6. Some groups say ending the estate tax could create 1.5 million jobs, while raising the rate to 55% will eliminate 500,000 jobs. Is there a relation between wealth transfer and jobs?

I believe there is. When a business owner dies, a federal estate tax must be paid, and that tax is based on the fair-market value of their business. Businesses often have to be sold or broken up or converted to cash in order to pay the necessary estate tax. It is very hard for businesses to continue from generation to generation when there is a 45% or 55% federal or state tax that is based on the value.

7. What impact has the recent economic roller coaster had on estate planning? Are people putting it off in the near term or guarding their assets more carefully?

People are more cautious. They feel that they don’t have as much of an estate as they used to. They perceive estate planning as something that’s going to be time-consuming and expensive. It’s very easy to procrastinate. You have to face things like, “One day I’m going to die or become incapacitated.” For making sure that the transition goes smoothly, there’s a lot of nontax reasons for people to engage in estate planning, particularly in the area where there are mixed marriages and blended families.

8. Since few people were able to avoid stock, bond, real estate, commodity and other losses in the recession, what do your clients want to see done in order to protect them from the sky falling again?

We do represent a lot of elderly individuals that have their money in banks, and so they do like the increased FDIC protection from $100,000 to $250,000. People really have not voiced to me what they’d like to see happen in the stock market. Most of the people whose estates we’re planning, they’re older, they like more fixed-income investments … just to have the peace of mind that they can protect what they have.

9. What kind of advice do you have for clients about Capital Region real estate?

I had someone in the office today with three pieces of commercial real estate.

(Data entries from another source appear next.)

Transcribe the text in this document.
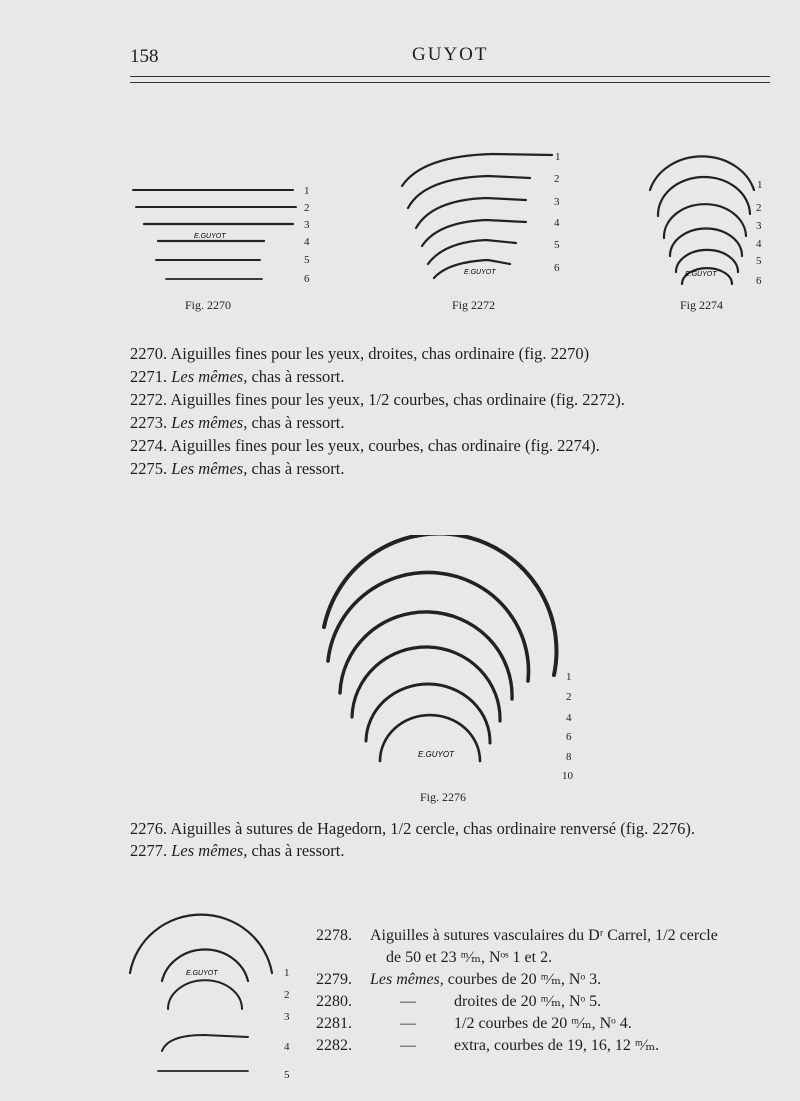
158	GUYOT
E.GUYOT
1
2
3
4
5
6
Fig. 2270
E.GUYOT
1
2
3
4
5
6
Fig 2272
E.GUYOT
1
2
3
4
5
6
Fig 2274
2270. Aiguilles fines pour les yeux, droites, chas ordinaire (fig. 2270)
2271. Les mêmes, chas à ressort.
2272. Aiguilles fines pour les yeux, 1/2 courbes, chas ordinaire (fig. 2272).
2273. Les mêmes, chas à ressort.
2274. Aiguilles fines pour les yeux, courbes, chas ordinaire (fig. 2274).
2275. Les mêmes, chas à ressort.
E.GUYOT
1
2
4
6
8
10
Fig. 2276
2276. Aiguilles à sutures de Hagedorn, 1/2 cercle, chas ordinaire renversé (fig. 2276).
2277. Les mêmes, chas à ressort.
E.GUYOT	1
2
3
4
5
2278. Aiguilles à sutures vasculaires du Dʳ Carrel, 1/2 cercle
de 50 et 23 ᵐ⁄ₘ, Nᵒˢ 1 et 2.
2279. Les mêmes, courbes de 20 ᵐ⁄ₘ, Nᵒ 3.
2280.	— droites de 20 ᵐ⁄ₘ, Nᵒ 5.
2281.	— 1/2 courbes de 20 ᵐ⁄ₘ, Nᵒ 4.
2282.	— extra, courbes de 19, 16, 12 ᵐ⁄ₘ.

We created three LLCs, or limited-liability corporations, and he put one piece of property into each LLC to protect himself against liability if someone gets injured on his property. That’s just one more reason to get your affairs in order.

10. With the mortgage meltdown and the drop in home values, do people have to change their spending habits and investing strategies fundamentally to rebuild their estates?

Yes, they do. It seems like we’ve gone from this era of, “It’s easy to make money, and it’s easy to invest, things just happen to grow automatically,” to a sharp downturn, which in my view was a great wake-up call that requires people to pay close attention to how to invest their current investments, and also how to accumulate wealth in the future.